Der Übende versetzt sich zunächst unter Anleitung, später selbstständig in eine sogenannte autogene Umschaltung – eine Verschiebung des vegetativen Gleichgewichts zugunsten des Parasympathikus. Klinisch zeigen sich Abnahme des Muskeltonus, periphere Vasodilatation sowie eine Senkung von Herz- und Atemfrequenz.
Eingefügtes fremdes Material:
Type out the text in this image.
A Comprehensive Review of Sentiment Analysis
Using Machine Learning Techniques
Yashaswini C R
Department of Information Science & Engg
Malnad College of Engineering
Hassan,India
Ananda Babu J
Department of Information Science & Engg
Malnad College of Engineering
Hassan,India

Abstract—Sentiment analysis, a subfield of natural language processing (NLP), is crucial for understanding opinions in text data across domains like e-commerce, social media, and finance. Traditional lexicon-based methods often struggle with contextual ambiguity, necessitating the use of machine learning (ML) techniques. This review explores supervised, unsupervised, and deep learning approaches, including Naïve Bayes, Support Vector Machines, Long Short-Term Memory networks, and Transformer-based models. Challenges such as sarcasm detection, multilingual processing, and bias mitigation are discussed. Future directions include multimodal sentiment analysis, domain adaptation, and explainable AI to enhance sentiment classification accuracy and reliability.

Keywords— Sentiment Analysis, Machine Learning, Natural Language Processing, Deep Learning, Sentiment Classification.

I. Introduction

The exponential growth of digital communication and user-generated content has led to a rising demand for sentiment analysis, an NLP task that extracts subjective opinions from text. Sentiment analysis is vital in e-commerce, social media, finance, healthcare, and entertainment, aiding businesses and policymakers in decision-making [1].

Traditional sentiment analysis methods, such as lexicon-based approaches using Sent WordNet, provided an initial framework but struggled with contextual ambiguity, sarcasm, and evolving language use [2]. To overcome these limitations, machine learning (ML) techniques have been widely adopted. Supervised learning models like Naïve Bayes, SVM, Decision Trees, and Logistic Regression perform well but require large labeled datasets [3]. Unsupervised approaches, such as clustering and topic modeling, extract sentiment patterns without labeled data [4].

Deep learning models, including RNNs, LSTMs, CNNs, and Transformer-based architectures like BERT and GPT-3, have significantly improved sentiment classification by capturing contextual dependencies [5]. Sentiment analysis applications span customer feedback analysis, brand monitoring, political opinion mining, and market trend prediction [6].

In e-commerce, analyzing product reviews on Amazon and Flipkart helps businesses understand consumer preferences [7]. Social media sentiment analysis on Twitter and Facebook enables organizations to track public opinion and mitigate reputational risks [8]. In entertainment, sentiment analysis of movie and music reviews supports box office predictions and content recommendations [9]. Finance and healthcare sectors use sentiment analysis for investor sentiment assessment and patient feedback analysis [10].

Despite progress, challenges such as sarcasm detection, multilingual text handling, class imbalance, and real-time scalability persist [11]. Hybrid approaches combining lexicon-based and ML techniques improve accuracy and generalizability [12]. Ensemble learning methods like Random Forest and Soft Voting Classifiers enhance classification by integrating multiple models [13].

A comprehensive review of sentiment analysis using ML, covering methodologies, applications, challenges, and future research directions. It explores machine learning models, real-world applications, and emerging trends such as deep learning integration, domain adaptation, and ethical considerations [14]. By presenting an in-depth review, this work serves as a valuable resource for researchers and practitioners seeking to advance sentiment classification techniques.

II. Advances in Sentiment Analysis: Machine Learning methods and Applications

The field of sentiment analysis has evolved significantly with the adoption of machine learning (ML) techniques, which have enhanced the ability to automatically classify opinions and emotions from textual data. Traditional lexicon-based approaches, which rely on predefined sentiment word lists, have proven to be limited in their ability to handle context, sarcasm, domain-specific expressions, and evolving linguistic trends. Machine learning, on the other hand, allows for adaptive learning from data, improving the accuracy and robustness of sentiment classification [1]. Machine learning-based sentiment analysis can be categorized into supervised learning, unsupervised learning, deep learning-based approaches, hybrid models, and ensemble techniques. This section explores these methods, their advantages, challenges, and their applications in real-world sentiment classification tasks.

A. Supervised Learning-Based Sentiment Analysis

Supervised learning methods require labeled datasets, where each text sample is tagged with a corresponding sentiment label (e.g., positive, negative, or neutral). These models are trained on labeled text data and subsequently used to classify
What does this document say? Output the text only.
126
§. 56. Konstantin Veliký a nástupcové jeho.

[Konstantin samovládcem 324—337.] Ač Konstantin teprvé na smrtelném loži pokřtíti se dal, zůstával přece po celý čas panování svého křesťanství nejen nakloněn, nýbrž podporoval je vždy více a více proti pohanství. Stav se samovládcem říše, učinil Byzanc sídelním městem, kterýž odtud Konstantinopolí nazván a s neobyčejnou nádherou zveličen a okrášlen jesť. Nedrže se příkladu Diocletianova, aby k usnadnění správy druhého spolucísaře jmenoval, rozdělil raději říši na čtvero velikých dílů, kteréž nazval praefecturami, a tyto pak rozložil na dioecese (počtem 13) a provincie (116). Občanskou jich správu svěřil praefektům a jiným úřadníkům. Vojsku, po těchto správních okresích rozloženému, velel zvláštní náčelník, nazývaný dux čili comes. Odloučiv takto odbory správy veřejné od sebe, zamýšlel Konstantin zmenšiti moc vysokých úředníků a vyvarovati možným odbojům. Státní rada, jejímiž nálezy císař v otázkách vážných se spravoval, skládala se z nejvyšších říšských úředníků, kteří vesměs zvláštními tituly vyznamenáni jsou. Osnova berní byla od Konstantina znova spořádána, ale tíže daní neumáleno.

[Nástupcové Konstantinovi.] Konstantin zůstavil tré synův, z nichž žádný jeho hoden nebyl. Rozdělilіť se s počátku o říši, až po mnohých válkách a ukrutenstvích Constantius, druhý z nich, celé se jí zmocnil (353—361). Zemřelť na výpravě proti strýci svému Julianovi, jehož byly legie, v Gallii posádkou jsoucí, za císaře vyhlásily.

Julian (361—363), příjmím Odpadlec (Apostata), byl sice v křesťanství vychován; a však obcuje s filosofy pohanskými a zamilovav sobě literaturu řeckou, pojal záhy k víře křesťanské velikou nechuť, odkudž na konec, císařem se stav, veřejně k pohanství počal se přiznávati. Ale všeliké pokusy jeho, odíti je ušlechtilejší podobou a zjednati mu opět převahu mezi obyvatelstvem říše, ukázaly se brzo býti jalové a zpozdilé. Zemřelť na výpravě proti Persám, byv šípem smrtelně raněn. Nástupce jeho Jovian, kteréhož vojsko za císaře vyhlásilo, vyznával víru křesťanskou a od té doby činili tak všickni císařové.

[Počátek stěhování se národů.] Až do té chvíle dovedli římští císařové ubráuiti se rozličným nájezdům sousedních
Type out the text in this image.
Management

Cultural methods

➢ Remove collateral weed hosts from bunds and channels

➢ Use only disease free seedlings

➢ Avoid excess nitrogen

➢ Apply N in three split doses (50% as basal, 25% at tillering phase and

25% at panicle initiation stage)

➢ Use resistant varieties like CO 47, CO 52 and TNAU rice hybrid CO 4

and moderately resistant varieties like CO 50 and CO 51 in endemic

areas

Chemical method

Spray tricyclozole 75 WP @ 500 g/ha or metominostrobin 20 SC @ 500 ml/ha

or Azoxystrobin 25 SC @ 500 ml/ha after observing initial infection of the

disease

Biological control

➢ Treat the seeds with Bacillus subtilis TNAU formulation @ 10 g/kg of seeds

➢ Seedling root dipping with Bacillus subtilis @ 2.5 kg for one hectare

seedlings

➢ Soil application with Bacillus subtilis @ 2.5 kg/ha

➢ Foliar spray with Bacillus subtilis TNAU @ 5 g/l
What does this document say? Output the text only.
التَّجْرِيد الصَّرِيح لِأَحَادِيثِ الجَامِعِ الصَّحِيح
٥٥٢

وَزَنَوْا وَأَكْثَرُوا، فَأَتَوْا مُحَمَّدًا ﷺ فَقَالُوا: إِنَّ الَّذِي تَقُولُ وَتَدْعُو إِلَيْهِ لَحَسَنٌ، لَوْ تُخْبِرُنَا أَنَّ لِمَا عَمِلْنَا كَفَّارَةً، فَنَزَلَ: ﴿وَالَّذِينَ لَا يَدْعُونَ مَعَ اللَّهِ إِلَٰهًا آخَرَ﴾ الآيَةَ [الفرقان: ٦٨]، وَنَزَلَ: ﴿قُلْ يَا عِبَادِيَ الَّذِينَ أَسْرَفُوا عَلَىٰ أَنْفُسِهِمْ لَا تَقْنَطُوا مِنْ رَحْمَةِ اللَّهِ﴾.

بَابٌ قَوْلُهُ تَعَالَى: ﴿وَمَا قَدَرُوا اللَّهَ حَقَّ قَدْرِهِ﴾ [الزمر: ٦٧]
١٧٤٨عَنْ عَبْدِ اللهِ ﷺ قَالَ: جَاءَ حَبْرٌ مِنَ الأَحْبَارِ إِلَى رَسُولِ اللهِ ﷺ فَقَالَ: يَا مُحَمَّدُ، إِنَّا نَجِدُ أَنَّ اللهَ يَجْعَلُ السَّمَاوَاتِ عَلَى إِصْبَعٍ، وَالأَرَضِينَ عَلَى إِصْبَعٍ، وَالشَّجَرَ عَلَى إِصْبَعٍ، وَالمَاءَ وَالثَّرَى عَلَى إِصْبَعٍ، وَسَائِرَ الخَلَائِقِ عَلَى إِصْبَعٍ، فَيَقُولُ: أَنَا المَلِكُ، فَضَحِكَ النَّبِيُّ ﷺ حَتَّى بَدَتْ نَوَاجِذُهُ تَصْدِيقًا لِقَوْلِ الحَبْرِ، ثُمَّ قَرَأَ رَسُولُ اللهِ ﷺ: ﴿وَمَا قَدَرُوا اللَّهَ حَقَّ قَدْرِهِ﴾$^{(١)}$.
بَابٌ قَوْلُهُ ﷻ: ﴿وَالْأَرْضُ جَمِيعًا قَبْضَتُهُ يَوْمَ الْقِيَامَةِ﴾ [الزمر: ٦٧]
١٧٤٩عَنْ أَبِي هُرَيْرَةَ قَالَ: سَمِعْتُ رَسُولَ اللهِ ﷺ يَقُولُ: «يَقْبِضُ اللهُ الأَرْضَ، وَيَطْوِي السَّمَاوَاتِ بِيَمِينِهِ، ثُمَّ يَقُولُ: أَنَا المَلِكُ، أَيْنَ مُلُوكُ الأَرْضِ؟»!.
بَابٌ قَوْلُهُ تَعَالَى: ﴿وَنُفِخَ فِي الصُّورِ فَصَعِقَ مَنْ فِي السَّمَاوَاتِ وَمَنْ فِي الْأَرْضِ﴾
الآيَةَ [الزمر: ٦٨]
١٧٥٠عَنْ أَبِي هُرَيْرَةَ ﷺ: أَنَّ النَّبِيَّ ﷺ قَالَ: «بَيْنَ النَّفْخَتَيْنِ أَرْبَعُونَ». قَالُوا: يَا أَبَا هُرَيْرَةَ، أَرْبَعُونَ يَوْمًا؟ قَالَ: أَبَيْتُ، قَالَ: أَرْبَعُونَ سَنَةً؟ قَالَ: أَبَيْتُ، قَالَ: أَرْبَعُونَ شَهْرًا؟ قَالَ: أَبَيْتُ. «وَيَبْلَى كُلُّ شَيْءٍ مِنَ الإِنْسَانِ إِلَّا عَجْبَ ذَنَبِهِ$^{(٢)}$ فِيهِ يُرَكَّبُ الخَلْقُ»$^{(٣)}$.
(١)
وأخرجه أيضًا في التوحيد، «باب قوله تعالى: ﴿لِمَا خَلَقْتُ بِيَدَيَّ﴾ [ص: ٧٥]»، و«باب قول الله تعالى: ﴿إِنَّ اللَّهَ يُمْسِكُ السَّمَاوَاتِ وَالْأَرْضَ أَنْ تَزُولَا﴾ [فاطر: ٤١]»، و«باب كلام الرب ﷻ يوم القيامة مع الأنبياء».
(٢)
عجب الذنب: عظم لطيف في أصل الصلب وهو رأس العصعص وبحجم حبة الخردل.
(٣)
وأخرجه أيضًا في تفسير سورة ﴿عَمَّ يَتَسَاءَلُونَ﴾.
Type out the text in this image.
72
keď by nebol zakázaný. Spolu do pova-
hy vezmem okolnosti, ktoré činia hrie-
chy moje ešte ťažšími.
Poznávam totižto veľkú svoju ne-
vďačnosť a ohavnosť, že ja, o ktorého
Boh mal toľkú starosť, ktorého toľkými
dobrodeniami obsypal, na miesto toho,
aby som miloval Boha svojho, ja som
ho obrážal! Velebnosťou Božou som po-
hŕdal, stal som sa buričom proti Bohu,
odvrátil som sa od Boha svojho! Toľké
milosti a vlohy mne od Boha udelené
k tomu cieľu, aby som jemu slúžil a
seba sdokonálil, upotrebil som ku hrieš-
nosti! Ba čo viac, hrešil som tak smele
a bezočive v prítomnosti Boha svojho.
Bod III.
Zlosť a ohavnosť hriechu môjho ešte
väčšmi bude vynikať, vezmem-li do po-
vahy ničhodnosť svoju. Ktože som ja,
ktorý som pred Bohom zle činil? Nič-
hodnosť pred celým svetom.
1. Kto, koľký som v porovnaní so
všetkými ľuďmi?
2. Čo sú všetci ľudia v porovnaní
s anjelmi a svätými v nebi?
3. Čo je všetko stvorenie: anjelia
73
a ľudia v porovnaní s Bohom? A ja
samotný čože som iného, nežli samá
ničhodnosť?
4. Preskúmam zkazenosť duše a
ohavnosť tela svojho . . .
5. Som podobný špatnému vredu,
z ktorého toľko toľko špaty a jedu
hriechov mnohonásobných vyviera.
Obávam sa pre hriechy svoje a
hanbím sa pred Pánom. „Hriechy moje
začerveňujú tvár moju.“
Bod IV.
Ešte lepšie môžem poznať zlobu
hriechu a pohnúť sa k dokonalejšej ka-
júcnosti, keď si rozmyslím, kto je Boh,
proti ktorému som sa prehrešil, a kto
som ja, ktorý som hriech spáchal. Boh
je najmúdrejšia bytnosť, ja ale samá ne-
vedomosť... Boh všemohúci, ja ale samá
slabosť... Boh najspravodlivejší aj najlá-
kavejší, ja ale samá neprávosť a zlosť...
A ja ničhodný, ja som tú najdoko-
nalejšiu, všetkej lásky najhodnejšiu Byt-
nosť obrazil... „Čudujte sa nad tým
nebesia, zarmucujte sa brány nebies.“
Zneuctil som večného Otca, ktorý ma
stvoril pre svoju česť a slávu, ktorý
Das Verfahren gliedert sich in drei Stufen:
- Grundstufe: sechs standardisierte Übungen zur vegetativen Umschaltung
- Mittelstufe: formelhafte Vorsatzbildung mit individuell formulierten Zielsätzen
- Oberstufe: autogene Meditation mit imaginativen Elementen
In der ambulanten Versorgung wird nahezu ausschließlich die Grundstufe eingesetzt.
Grundstufe
Der Übung vorangestellt ist die Ruhetönung (z.B. "Ich bin ganz ruhig"). Darauf folgen die sechs Standardübungen:
| Übung | Formel (Beispiel) | Physiologisches Korrelat |
|---|---|---|
| Schwereübung | Arme und Beine sind ganz schwer | Abnahme des Muskeltonus |
| Wärmeübung | Arme und Beine sind strömend warm | periphere Vasodilatation |
| Herzübung | Das Herz schlägt ruhig und regelmäßig | Abnahme der Herzfrequenz |
| Atemübung | Die Atmung ist ruhig und gleichmäßig | Vertiefung und Verlangsamung der Atmung |
| Sonnengeflechtsübung | Das Sonnengeflecht ist strömend warm | Durchblutungssteigerung im Splanchnikusgebiet |
| Stirnkühleübung | Die Stirn ist angenehm kühl | Vasokonstriktion im Kopfbereich, Erhalt der Wachheit |
Die Übungen werden im Liegen oder im Sitzen in der Droschkenkutscherhaltung durchgeführt. Für Anfänger werden mehrere kurze Einheiten von 2 bis 5 Minuten täglich empfohlen, Fortgeschrittene üben 10 bis 15 Minuten. Jede Einheit endet mit der Rücknahme (Arme fest – tief atmen – Augen auf), die den vegetativen Ausgangszustand wiederherstellt.
Indikationen
Das autogene Training wird überwiegend adjuvant eingesetzt bei:
- Angststörungen und allgemeinen Spannungszuständen
- Insomnie
- funktionellen Körperbeschwerden, insbesondere Reizdarmsyndrom
- Spannungskopfschmerz und Migräne
- leichter arterieller Hypertonie
- Stressfolgeerkrankungen im Rahmen der Prävention
Als alleinige Therapie ist das Verfahren bei manifesten psychischen Erkrankungen nicht ausreichend.
Kontraindikationen
Kontraindikationen sind:
- akute Psychosen und Schizophrenie
- akute Suizidalität
- schwere depressive Episoden mit psychomotorischer Hemmung
- dissoziative Störungen
Relative Kontraindikationen bestehen bei somatoformen Störungen, Hypochondrie und Borderline-Persönlichkeitsstörung, da die geforderte Körperselbstbeobachtung die Symptomatik verstärken kann.[1] Bei kardialer Hypochondrie sollte die Herzübung ausgelassen werden, da sie die Fokussierung auf die Herzaktion verstärkt.
Nebenwirkungen
Während des Übens können autogene Symptome auftreten – unwillkürliche motorische, sensorische oder affektive Phänomene wie Muskelzuckungen, Kribbelparästhesien, Tränenfluss oder plötzliche Emotionsdurchbrüche. Sie sind in der Regel harmlos und selbstlimitierend. Selten kommt es zu einer paradoxen Angstzunahme unter Entspannung.[1]
Wirksamkeit
Eine Metaanalyse von 60 kontrollierten Studien ergab mittlere bis große Effektstärken für krankheitsspezifische Zielgrößen im Prä-post-Vergleich und mittlere Effektstärken gegenüber Kontrollbedingungen.[2] Für chronische Schmerzsyndrome zeigte eine Metaanalyse von 13 randomisierten kontrollierten Studien mit 576 Teilnehmern einen moderaten positiven Effekt gegenüber passiven Kontrollgruppen.[3]
Im Vergleich mit anderen psychologischen Interventionen, etwa der progressiven Muskelrelaxation, ließ sich in beiden Analysen kein Unterschied nachweisen. Die methodische Qualität der Primärstudien ist insgesamt eingeschränkt.
Abrechnung
In Deutschland kann das autogene Training von Vertragsärzten und Psychotherapeuten mit entsprechender Abrechnungsgenehmigung über folgende Gebührenordnungspositionen des EBM abgerechnet werden (z.B. 35111 - 35113).
Quellen
- ↑ 1,0 1,1 Breznoscakova D, Kovanicova M, Sedlakova E, Pallayova M. Autogenic Training in Mental Disorders: What Can We Expect?. Int J Environ Res Public Health. 2023;20(5):4344.
- ↑ Stetter F, Kupper S. Autogenic training: a meta-analysis of clinical outcome studies. Appl Psychophysiol Biofeedback. 2002;27(1):45-98.
- ↑ Kohlert A, Wick K, Rosendahl J. Autogenic Training for Reducing Chronic Pain: a Systematic Review and Meta-analysis of Randomized Controlled Trials. Int J Behav Med. 2022;29(5):531-542.